Wherever possible, 3rd party clinical data follows the vertical structure that is expected by
SDTM and ADaM to minimize the amount of conformance and processing of clinical data
received by vendors. Novartis has developed a substantial number of custom domains for
which SDTM domains have not yet been defined. All of these data domains follow either the
model for the Findings, Interventions, or Event classes that are part of the SDTM model.

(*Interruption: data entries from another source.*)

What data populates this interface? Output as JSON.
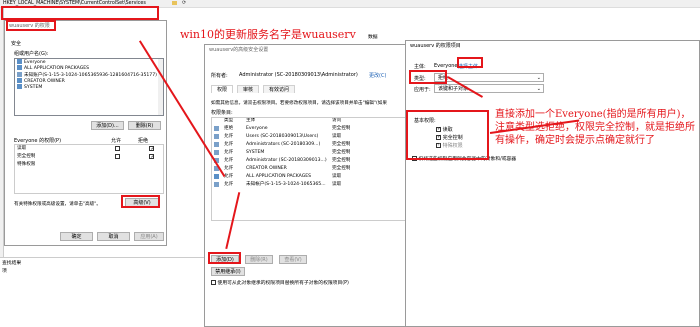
{
  "regedit": {
    "address": "HKEY_LOCAL_MACHINE\\SYSTEM\\CurrentControlSet\\Services",
    "col_data": "数据",
    "status_find": "查找结果",
    "status_item": "项"
  },
  "perm_dialog": {
    "title": "wuauserv 的权限",
    "security_tab": "安全",
    "group_label": "组或用户名(G):",
    "users": [
      "Everyone",
      "ALL APPLICATION PACKAGES",
      "未知账户(S-1-15-3-1024-1065365936-1281604716-35177)",
      "CREATOR OWNER",
      "SYSTEM"
    ],
    "add_btn": "添加(D)...",
    "remove_btn": "删除(R)",
    "perm_for": "Everyone 的权限(P)",
    "allow_col": "允许",
    "deny_col": "拒绝",
    "perms": [
      {
        "name": "读取",
        "allow": false,
        "deny": true
      },
      {
        "name": "完全控制",
        "allow": false,
        "deny": true
      },
      {
        "name": "特殊权限",
        "allow": false,
        "deny": false
      }
    ],
    "special_text": "有关特殊权限或高级设置，请单击\"高级\"。",
    "advanced_btn": "高级(V)",
    "ok_btn": "确定",
    "cancel_btn": "取消",
    "apply_btn": "应用(A)"
  },
  "adv_dialog": {
    "title": "wuauserv的高级安全设置",
    "owner_label": "所有者:",
    "owner_value": "Administrator (SC-20180309013\\Administrator)",
    "change_link": "更改(C)",
    "tabs": [
      "权限",
      "审核",
      "有效访问"
    ],
    "info_text": "如需其他信息，请双击权限项目。若要修改权限项目，请选择该项目并单击\"编辑\"(如果",
    "entries_label": "权限条目:",
    "headers": [
      "类型",
      "主体",
      "访问",
      "继承"
    ],
    "rows": [
      {
        "type": "拒绝",
        "principal": "Everyone",
        "access": "完全控制",
        "inherit": "无"
      },
      {
        "type": "允许",
        "principal": "Users (SC-20180309013\\Users)",
        "access": "读取",
        "inherit": "父对"
      },
      {
        "type": "允许",
        "principal": "Administrators (SC-20180309...)",
        "access": "完全控制",
        "inherit": "父对"
      },
      {
        "type": "允许",
        "principal": "SYSTEM",
        "access": "完全控制",
        "inherit": "父对"
      },
      {
        "type": "允许",
        "principal": "Administrator (SC-20180309013...)",
        "access": "完全控制",
        "inherit": "父对"
      },
      {
        "type": "允许",
        "principal": "CREATOR OWNER",
        "access": "完全控制",
        "inherit": "父对"
      },
      {
        "type": "允许",
        "principal": "ALL APPLICATION PACKAGES",
        "access": "读取",
        "inherit": "父对"
      },
      {
        "type": "允许",
        "principal": "未知帐户(S-1-15-3-1024-1065365...",
        "access": "读取",
        "inherit": "父对"
      }
    ],
    "add_btn": "添加(D)",
    "remove_btn": "删除(R)",
    "view_btn": "查看(V)",
    "disable_btn": "禁用继承(I)",
    "replace_text": "使用可从此对象继承的权限项目替换所有子对象的权限项目(P)"
  },
  "entry_dialog": {
    "title": "wuauserv 的权限项目",
    "principal_label": "主体:",
    "principal_value": "Everyone",
    "select_link": "选择主体",
    "type_label": "类型:",
    "type_value": "拒绝",
    "applies_label": "应用于:",
    "applies_value": "该键和子对象",
    "basic_perm": "基本权限:",
    "perms": [
      {
        "name": "读取",
        "checked": true
      },
      {
        "name": "完全控制",
        "checked": true
      },
      {
        "name": "特殊权限",
        "checked": true
      }
    ],
    "only_apply": "仅将这些权限应用到此容器中的对象和/或容器"
  },
  "annotations": {
    "top": "win10的更新服务名字是wuauserv",
    "side": "直接添加一个Everyone(指的是所有用户)，注意类型选拒绝，权限完全控制，就是拒绝所有操作，确定时会提示点确定就行了"
  }
}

For analysis and reporting all analysis data sets that will be submitted from 2013 will follow
the ADaM data set structures including the Adverse Event and Time-to-Event ADaM
structures that were defined earlier this year.
Question 5:
Would Health Level Seven v31 (e.g. messages, structured documents and
Clinical Data Architecture) be a viable study data exchange standard? Please
explain advantages and disadvantages. What would be the impact (e.g.,
financial, technical, or in terms of implementation or change in business
processes)?
Response:
It is not immediately clear what advantages would exist by Health Level Seven v3 (HL7) as a
study data exchange method. Like the Operational Data Model (ODM), any information
stored in HL7 would not be in a format that is easily usable by downstream users for data
review and statistical analysis and would require conversion or manipulation before such data
exchanged in this format could be utilized. Because HL7 is trying to integrated concepts
across not only clinical trials but data from other settings as well as the structure of clinical
reports to implement at a large scale and to educate research sites and Sponsors on the
intricacies needed to understand all the components of HL7 would far and exceed the
struggles already currently faced in transitioning research sites and Sponsors on understanding
the different CDISC concepts defined within CDASH/SDTM/ADaM.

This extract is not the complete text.